Total kerugian negara senilai 609 juta dolar, jika dirupiahkan senilai Rp9,37 triliun dengan kurs rupiah saat ini. Jaksa menyebut Emirsyah Satar tanpa hak menyerahkan rencana pengadaan armada (Fleet Plan) PT Garuda Indonesia (Persero) Tbk ke Soetikno Soedarjo (SS).
Padahal, rencana pengadaan itu merupakan rahasia perusahaan. “Terdakwa Emirsyah Satar secara tanpa hak menyerahkan rencana pengadaan armada (Fleet Plan) PT Garuda Indonesia (Persero) Tbk yang merupakan rahasia perusahaan kepada Soetikno Soedarjo (SS) untuk selanjutnya diteruskan kepada Bernard Duc yang merupakan Commercial Advisor dari Bombardier,” ujar jaksa.
Kuasa Hukum terdakwa mantan Dirut PT Garuda Indonesia (Persero) Tbk Emirsyah Satar, Roy Sihombing SH mengatakan, Ahli yang dihadirkan oleh jaksa tidak memiliki kompetensi terhadap perkara yang saat ini sedang disidangkan.
”Karena semua pertanyaan tentang pidana kepada Ahli Hukum Pidana dari Universitas Pancasila Agus Surono ternyata tidak ditanggapi.

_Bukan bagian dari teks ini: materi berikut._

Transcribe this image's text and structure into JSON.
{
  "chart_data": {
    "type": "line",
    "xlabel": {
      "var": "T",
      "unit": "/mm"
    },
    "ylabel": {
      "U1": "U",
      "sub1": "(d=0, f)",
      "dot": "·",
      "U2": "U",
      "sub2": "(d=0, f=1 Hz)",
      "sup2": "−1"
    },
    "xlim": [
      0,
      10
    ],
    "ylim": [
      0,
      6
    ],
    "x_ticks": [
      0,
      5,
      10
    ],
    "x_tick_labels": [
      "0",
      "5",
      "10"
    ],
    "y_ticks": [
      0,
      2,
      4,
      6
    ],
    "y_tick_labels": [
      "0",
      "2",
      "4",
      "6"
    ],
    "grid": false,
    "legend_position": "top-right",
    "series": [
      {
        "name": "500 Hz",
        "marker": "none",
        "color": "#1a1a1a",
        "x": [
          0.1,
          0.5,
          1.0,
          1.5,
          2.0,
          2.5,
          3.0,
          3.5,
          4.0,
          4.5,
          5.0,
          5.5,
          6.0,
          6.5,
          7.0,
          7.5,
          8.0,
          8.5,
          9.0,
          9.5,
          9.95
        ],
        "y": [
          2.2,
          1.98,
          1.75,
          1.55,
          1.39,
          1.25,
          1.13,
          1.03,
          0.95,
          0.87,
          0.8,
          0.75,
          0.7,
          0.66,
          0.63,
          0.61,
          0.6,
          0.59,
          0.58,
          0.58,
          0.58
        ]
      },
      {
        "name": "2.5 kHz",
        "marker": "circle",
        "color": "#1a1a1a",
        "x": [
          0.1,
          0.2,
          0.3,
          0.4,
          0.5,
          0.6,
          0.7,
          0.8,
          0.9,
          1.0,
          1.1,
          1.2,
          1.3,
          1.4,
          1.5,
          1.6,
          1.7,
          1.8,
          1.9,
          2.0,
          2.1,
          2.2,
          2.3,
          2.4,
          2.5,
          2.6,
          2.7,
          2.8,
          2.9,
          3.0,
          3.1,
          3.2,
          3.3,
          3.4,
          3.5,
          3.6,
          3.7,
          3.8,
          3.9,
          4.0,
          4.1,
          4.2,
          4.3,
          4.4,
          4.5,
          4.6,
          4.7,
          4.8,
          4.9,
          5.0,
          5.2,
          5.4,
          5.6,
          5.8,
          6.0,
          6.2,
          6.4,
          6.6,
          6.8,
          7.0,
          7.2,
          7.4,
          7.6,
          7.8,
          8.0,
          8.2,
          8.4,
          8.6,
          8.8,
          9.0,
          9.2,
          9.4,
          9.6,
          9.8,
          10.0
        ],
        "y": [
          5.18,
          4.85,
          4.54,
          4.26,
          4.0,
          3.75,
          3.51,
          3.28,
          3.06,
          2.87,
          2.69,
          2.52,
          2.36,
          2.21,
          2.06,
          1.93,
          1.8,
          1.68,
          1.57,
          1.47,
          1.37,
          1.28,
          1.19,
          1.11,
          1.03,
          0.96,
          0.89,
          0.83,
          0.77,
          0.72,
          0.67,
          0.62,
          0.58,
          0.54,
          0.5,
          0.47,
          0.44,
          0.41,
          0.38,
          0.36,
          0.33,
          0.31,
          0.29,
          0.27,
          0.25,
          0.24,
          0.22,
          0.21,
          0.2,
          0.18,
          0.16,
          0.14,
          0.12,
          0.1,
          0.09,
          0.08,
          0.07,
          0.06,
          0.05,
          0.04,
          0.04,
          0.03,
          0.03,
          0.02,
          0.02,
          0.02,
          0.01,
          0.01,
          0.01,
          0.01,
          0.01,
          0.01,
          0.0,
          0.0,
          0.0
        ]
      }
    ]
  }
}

Pasti menurut kita, jawaban seperti itu tidak berkompetensi,” ujar Roy Sihombing SH kepada wartawan Madina Line.Com ketika ditemui usai acara sidang ini.
Dikatakannya, termasuk Ahli Gerry Soejatman menyebutkan dirinya adalah Ahli Penerbangan tapi tidak punya pengalaman dalam hal pengadaan. “Ahli Gerry mengatakan Ahli Pengadaan Penerbangan. Sementara, untuk mengerjakan feasibility study (fs) atau kajian, tidak pernah. Jadi kita tetap pada Nota Pembelaan kita, bahwa klien kami tidak bersalah,” ungkap Roy Sihombing SH dari kantor Monang Sagala and Partners yang beralamat di daerah Senayan, Jakarta Selatan (Jaksel) ini.
Sidang selanjutnya akan digelar pada Senin (01/04/2024) dengan agenda jaksa masih menghadirkan Ahli. “Kalau keterangan dari jaksa, jaksa masih akan menghadirkan 5 orang Ahli. Kalau klien kami tentu juga akan menghadirkan saksi dan Ahli yang menguntungkan buat klien kami,” katanya.
“Ahli Gerry Soejatman lulusan Bachelor dari Australia dan menurut kami, keterangannya tidak berkompetensi. Itu intinya,” tegasnya.
Menurutnya, keterangan kedua Ahli di muka persidangan tidak punya kompetensi dan ketika ditanya segala macam hal, justru menguntungkan buat kliennya. “Karena keterangan kedua Ahli ini tidak punya kompetensi kan,” tandasnya. (Murgap)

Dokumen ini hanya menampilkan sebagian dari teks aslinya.